Aller au contenu

Page:Balzac - La Famille Beauvisage.djvu/171

La bibliothèque libre.
Le texte de cette page a été corrigé et est conforme au fac-similé.

» Du côté de l’ouest, c’est-à-dire dans la partie du pays baignée par le Rio-Paraguay, en côtoyant pendant près de cent lieues, à travers d’effrayantes solitudes, la rive droite de cette rivière, qu’on irait prendre au-dessus de Corrientes, à son confluent avec le Parana, on aurait une chance d’arriver jusqu’à la hauteur de Tevego, et, par cette voie, quelques rares tentatives d’évasion ont été couronnées de succès.

» Quand j’aurai acquis la certitude de la déportation de ma mère dans le Nord, malgré les énormes difficultés de l’entreprise, je n’hésiterai pas à essayer sa délivrance, et remarquez, cher ami, une nouvelle fantaisie de ma destinée ! Vous vous rappelez que lord Lewin, pour décider Marie-Gaston à le suivre en Angleterre, lui offrit une prétendue partie de suicide qu’ils devaient aller exécuter dans l’Amérique du Sud, au Saut-de-Guayra, immense cataracte qui coupe le cours du Parana.

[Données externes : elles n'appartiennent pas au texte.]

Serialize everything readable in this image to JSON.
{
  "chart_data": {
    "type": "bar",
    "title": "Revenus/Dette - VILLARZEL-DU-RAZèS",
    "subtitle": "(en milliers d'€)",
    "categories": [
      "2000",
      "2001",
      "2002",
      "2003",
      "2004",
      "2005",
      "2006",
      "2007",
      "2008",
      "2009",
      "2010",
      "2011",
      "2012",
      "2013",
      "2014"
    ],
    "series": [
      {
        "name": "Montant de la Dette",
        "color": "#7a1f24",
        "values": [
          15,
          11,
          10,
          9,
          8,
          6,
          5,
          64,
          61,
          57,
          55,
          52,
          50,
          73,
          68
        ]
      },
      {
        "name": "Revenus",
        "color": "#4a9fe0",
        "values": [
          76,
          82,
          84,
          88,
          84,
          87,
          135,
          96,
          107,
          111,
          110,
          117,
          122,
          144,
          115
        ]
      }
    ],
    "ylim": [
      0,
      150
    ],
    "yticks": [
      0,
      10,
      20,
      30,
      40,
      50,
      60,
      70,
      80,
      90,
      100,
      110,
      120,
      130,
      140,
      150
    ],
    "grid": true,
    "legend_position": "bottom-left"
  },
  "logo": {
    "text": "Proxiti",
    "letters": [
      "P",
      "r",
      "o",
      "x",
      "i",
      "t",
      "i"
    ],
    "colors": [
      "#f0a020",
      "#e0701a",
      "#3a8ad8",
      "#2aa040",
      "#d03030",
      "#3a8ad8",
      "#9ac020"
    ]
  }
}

Eh bien ! c’est précisément dans ces parages que je suis maintenant appelé à aller, sérieusement, jouer ma vie contre les hasards d’une entreprise désespérée pour laquelle, même à prix d’or, je ne suis pas assuré de trouver des compagnons.

» Il ne faut pas se le dissimuler en effet, si je parviens à traverser ce désert coupé par d’impénétrables forêts, par les inondations du fleuve et d’une foule de cours d’eau ; par les immenses incendies que souvent la foudre ou les sauvages allument dans les hautes graminées des prairies ; si j’échappe aux féroces Indiens Moyabas qui infestent ces plaines sans fin ; aux jaguars, aux serpents qui s’en partagent avec eux la possession, il me faudra encore passer à travers les postes militaires échelonnés sur la frontière ; pénétrer jusqu’à Tevego ; en enlever la précieuse proie que je serai allé chercher, et par le même chemin, la ramener jusqu’au point où commencent les lieux habités. L’imagination ne reste-t-elle pas épouvantée à l’idée d’une telle accumulation d’impossibilités ?

» Vous ne vous étonnerez donc pas, cher ami, si, avant d’aborder cette terrible épreuve, je veux d’abord m’assurer qu’elle est décidément nécessaire, et si, par la longueur et la prudence de mes préparatifs, je tâche à lui ménager quelque apparence lointaine de succès.